Невыразимо приятно тянет уже из-за сетки трещин  теплом и чем-то невыразимо весенним. Нет, сад еще не цветет, но видно как набухают бутоны, как тянутся к солнцу его ветви. Люблю этот мир переполненный солнцем и цветением, от всей души люблю.   
Из дневника Стаса:
Мотька Бутуз жил в самом конце улицы Бограда. Ему было пять лет. Он любил кататься с горки. В тот вечер он катался один, а потом нашли его деревянные саночки подбитые жестью и больше ничего. Мы искали его весь следующий день, но так же ничего не нашли. Я сразу подумал о зеркале, полез на чердак и увидел маленький валенок. Сомнений быть не могло, и я перешагнул границу зеркала. Сад благоухал своим цветением, огромные шмели перелетали с цветка на цветок и голову кружил дурманящий аромат. Аромат цветения, но в нем угадывалось еще что-то . Это что-то  то усиливалось, становилось резким, то снова отступало и наконец заполнило непереносимой вонью. Я услышал некий звук, так словно кто-то копал землю, я пошел на этот звук. Увидел человека   копающего землю. Похоже, он садил саженцы яблонь.

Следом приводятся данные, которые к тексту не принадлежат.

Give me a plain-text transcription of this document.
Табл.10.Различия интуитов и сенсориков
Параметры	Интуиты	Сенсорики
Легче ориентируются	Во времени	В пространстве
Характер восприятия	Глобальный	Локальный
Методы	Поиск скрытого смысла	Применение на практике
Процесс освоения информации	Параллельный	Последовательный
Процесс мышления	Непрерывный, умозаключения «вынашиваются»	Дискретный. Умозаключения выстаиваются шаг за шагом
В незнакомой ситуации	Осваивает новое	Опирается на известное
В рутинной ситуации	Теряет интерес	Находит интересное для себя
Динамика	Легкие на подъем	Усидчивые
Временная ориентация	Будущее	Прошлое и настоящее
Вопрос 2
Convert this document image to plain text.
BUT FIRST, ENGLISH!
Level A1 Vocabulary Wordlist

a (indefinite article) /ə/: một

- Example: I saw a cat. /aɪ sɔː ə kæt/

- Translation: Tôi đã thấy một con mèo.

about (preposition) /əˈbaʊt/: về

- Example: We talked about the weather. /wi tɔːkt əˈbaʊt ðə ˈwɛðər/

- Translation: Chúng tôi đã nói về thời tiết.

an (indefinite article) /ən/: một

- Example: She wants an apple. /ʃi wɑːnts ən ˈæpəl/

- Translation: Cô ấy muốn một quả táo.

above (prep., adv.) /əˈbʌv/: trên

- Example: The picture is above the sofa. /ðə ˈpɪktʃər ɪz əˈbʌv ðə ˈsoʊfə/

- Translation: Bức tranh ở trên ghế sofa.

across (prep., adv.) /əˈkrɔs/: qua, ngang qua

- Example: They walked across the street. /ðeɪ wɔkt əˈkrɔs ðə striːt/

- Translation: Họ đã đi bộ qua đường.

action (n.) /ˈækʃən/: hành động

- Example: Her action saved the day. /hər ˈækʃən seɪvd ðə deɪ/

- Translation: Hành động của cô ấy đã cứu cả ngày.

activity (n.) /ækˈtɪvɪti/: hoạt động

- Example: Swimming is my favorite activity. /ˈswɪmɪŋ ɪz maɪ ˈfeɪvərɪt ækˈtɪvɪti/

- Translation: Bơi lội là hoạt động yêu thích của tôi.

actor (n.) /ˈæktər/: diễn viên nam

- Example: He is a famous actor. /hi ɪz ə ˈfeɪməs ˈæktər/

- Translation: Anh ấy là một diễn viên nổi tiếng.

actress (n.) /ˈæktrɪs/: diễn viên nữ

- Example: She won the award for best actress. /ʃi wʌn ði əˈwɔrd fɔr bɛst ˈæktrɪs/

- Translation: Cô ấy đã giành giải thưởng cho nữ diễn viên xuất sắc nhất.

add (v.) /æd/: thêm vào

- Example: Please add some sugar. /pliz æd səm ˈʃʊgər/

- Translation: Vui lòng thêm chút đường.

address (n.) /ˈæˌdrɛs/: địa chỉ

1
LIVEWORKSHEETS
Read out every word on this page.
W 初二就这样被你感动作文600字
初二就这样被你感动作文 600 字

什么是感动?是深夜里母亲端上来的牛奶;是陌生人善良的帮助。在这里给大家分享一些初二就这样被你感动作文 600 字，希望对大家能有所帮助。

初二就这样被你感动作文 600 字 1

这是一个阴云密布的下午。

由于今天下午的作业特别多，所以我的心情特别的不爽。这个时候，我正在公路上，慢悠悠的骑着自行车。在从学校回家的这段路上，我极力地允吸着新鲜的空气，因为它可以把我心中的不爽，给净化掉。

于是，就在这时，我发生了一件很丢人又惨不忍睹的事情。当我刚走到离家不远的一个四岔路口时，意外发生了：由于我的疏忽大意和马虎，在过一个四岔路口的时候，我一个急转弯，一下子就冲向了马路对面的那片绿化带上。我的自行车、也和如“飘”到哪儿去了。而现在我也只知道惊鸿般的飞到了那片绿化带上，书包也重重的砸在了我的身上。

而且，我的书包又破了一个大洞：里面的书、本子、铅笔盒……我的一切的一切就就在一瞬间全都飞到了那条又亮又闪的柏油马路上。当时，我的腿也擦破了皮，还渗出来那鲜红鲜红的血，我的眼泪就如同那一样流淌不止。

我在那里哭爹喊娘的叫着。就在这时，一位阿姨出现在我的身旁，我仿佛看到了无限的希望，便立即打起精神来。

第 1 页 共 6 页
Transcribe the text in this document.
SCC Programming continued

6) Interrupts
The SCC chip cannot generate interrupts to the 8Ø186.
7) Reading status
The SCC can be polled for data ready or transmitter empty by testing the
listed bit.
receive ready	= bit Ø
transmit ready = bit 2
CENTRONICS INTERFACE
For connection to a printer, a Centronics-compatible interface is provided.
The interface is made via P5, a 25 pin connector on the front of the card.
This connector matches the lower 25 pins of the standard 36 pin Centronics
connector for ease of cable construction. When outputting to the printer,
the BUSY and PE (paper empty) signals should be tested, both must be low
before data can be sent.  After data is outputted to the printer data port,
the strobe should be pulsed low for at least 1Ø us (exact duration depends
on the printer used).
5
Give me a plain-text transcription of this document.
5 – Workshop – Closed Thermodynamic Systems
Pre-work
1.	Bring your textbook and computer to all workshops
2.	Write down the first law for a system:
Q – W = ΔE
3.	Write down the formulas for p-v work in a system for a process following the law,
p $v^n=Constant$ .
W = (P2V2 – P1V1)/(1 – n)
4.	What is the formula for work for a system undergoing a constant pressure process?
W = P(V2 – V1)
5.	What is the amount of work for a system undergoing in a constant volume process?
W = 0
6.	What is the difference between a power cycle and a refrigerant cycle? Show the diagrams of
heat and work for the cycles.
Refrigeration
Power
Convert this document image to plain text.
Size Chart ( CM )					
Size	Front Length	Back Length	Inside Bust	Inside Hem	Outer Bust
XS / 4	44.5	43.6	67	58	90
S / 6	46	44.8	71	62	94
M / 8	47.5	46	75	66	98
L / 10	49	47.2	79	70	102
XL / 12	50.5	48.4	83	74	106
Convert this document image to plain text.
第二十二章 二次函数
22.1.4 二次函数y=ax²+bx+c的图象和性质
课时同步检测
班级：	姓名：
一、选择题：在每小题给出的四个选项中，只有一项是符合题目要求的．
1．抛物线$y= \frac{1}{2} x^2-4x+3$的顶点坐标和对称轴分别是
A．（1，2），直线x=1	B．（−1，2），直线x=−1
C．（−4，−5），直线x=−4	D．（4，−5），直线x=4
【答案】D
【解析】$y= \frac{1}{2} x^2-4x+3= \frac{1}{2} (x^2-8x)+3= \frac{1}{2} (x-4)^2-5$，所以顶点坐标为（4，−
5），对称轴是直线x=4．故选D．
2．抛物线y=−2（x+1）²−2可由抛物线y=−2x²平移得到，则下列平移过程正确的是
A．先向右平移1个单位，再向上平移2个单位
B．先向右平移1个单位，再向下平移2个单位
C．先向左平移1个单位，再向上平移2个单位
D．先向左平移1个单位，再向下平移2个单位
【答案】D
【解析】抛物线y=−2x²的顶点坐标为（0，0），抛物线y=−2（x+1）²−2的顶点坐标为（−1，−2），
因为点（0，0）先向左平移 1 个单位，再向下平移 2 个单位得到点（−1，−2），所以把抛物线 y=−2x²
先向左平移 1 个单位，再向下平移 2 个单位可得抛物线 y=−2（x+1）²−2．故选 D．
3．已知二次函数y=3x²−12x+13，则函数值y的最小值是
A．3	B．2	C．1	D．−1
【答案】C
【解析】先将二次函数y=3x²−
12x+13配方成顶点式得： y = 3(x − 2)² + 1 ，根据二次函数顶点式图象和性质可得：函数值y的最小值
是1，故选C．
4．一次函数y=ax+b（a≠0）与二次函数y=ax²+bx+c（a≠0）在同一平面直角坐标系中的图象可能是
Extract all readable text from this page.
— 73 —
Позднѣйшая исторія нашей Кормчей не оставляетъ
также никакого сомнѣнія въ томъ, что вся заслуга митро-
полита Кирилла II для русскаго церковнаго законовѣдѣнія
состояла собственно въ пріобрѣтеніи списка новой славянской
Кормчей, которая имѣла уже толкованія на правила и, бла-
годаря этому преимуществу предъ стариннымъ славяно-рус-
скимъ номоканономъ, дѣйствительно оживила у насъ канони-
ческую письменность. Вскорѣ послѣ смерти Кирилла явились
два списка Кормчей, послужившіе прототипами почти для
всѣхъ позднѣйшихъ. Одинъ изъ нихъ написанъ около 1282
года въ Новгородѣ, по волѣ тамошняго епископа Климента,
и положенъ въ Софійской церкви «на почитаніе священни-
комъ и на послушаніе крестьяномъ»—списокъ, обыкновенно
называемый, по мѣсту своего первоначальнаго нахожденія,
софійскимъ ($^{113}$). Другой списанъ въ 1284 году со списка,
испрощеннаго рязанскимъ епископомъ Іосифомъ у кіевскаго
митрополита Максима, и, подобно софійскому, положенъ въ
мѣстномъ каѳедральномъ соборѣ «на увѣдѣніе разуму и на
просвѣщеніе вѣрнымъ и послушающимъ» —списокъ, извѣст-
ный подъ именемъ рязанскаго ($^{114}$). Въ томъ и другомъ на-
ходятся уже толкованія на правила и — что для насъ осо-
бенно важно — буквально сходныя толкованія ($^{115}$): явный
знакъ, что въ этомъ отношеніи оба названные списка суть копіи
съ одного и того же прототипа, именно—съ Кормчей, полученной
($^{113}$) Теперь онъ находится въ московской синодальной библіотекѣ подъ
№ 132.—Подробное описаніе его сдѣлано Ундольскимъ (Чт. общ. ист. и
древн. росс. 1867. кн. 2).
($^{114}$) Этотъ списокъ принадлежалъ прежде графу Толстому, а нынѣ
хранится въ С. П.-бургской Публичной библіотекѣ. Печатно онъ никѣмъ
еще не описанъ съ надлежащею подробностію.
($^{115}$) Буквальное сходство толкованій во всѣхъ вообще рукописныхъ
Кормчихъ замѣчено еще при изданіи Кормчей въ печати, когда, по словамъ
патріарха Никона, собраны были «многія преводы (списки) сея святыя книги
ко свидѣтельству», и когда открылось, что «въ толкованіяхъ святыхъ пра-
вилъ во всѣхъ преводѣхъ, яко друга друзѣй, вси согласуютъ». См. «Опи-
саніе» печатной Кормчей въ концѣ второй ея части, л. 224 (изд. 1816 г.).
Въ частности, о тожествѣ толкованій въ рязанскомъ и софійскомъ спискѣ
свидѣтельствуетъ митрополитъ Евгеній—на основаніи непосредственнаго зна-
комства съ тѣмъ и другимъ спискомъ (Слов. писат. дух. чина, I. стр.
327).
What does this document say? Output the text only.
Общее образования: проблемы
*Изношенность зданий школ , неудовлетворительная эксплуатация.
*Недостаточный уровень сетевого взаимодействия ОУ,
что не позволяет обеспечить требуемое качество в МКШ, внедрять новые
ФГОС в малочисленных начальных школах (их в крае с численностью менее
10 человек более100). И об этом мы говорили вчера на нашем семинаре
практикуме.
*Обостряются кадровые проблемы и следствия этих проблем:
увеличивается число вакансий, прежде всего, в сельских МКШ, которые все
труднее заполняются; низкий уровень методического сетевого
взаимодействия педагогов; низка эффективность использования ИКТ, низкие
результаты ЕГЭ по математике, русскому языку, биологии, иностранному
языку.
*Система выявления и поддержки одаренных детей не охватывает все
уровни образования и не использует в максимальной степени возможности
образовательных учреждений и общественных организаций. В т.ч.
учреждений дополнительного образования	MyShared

Выкапывал ямку клал туда  какие то красные куски ставил саженец и поливал, закапывал. Ничего в этом не было в этом жуткого, но меня все же пронизал страх. Потом я понял отчего, это были разрубленные куски мяса, возможно даже человеческие останки. Земля ушла из под моих ног. Я закричал. И тогда человек обернулся. Это был Ким, не живой, нет мертвый, его кожа была тронута гниением. Но он смотрел на меня и улыбался. Больше всего страшила эта улыбка на почерневшем лице. – Мой сад будет цвести. – нараспев произнес он и двинулся ко мне. Еще раз произнес – Мой сад будет цвести. – И сердце мое готово выпрыгнуть. Я бегу. Дорога, дорога, дорога. И этот мерзкий хохот за спиной – Мой сад будет цвести! Кто-то подхватывает, меня тащит, резкий вскрик дребезжание… И мы вчетвером стоим на нашем чердаке, смотрим друг на друга, а вокруг бесчисленные осколки разбитого зеркала.

Влад:
История эта закончилась так же внезапно, как и началась. Закончилась смертью, тоже как началась. С того дня я помню лишь душераздирающие крики и бегущего к нам на встречу Стаса. За ним нечто жуткостное, с ввалившими глазницами и обросшее шерстью. Нет, это не был Ким, как говорит Стас, это была мерзкая тварь совершенно невероятного вида. И мы только успели, вытащит Стаса наружу, как она эта тварь изготовилась к прыжку.  Мы колотили зеркало кто чем мог и отшвыривали осколки. А они все норовили слиться во едино. Осколки каким-то загадочным образом исчезли на следующий день. Может их собрал этот шаман, которого нашел Стас. Не знаю. Но совсем недавно за подкладкой старенького пиджака я нашел очень небольшой кусочек. Он тоже излучал тепло и аромат. Тот страшный аромат, взращенный на человеческой плоти. Осколок то и подтолкнул меня записать  рассказ. Быть может коряво, но уж не обессудьте уж как получилось. И умоляю не трогайте зеркальных осколков, а их полагаю все еще много в канской земле. Не трогайте.